Pertinent information was obtained from the office records, the teacher and the children. Due to the preponderance of children coming from broken homes in the transient group, statistical tables were made of groups from broken homes and non-broken homes. Transient and permanent children grouped together. This analysis exhibited the children from broken homes to be less alert, less creative, less popular and less honest. Deficiencies also occurred in attitude, verbal expression and work habits. The study of only transient children from broken homes and non-broken homes revealed the children from broken homes to be less popular, less punctual and less honest. Deficiencies also occurred in attitude and work habits.

No statistical significant differences were revealed in the number of children repeating a grade between the transient and permanent groups of children. Likewise, no difference was disclosed in their participation in community activities.

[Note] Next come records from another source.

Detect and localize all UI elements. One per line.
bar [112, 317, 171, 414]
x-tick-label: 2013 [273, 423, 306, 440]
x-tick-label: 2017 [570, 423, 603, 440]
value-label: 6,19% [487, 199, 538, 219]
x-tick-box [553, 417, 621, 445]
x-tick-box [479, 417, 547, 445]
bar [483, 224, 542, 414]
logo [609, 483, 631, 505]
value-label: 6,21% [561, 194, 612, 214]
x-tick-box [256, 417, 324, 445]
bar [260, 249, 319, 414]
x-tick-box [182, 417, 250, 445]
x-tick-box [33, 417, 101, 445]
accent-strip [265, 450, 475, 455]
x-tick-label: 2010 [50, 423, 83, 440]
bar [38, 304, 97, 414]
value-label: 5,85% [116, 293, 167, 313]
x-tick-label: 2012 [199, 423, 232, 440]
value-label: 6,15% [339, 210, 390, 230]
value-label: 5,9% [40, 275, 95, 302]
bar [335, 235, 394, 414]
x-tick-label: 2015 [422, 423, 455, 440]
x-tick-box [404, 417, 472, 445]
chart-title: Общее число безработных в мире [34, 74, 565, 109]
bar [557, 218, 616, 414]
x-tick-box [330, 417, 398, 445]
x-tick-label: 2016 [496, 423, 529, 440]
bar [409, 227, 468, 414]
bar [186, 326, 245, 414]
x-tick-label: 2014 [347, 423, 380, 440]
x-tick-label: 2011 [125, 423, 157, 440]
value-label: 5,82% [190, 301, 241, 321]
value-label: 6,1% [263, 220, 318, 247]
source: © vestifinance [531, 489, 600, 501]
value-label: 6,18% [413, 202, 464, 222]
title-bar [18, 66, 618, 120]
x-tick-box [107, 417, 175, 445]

An analysis of the writing samples of the transient children showed their concerns related to changing schools. These children, on the whole, were concerned about meeting new friends and leaving old friends. They were worried about the differences in their school work. Many felt a change at the beginning of the year was all right but did not care for a change during the year. Many felt that changing schools was an adventure and that it took little time to adjust to a new school situation.

The socio-economic status of these transient and permanent children undoubtedly had some bearing on the results of this study. Studies of children from Puerto Rican families, Mexican families and children from migratory families may be vastly different.

As this study pertained only to children in grades four through six, the writer trusts it will be an inventive to someone to make a study in grades one through three. It is possible that results obtained may be significantly different.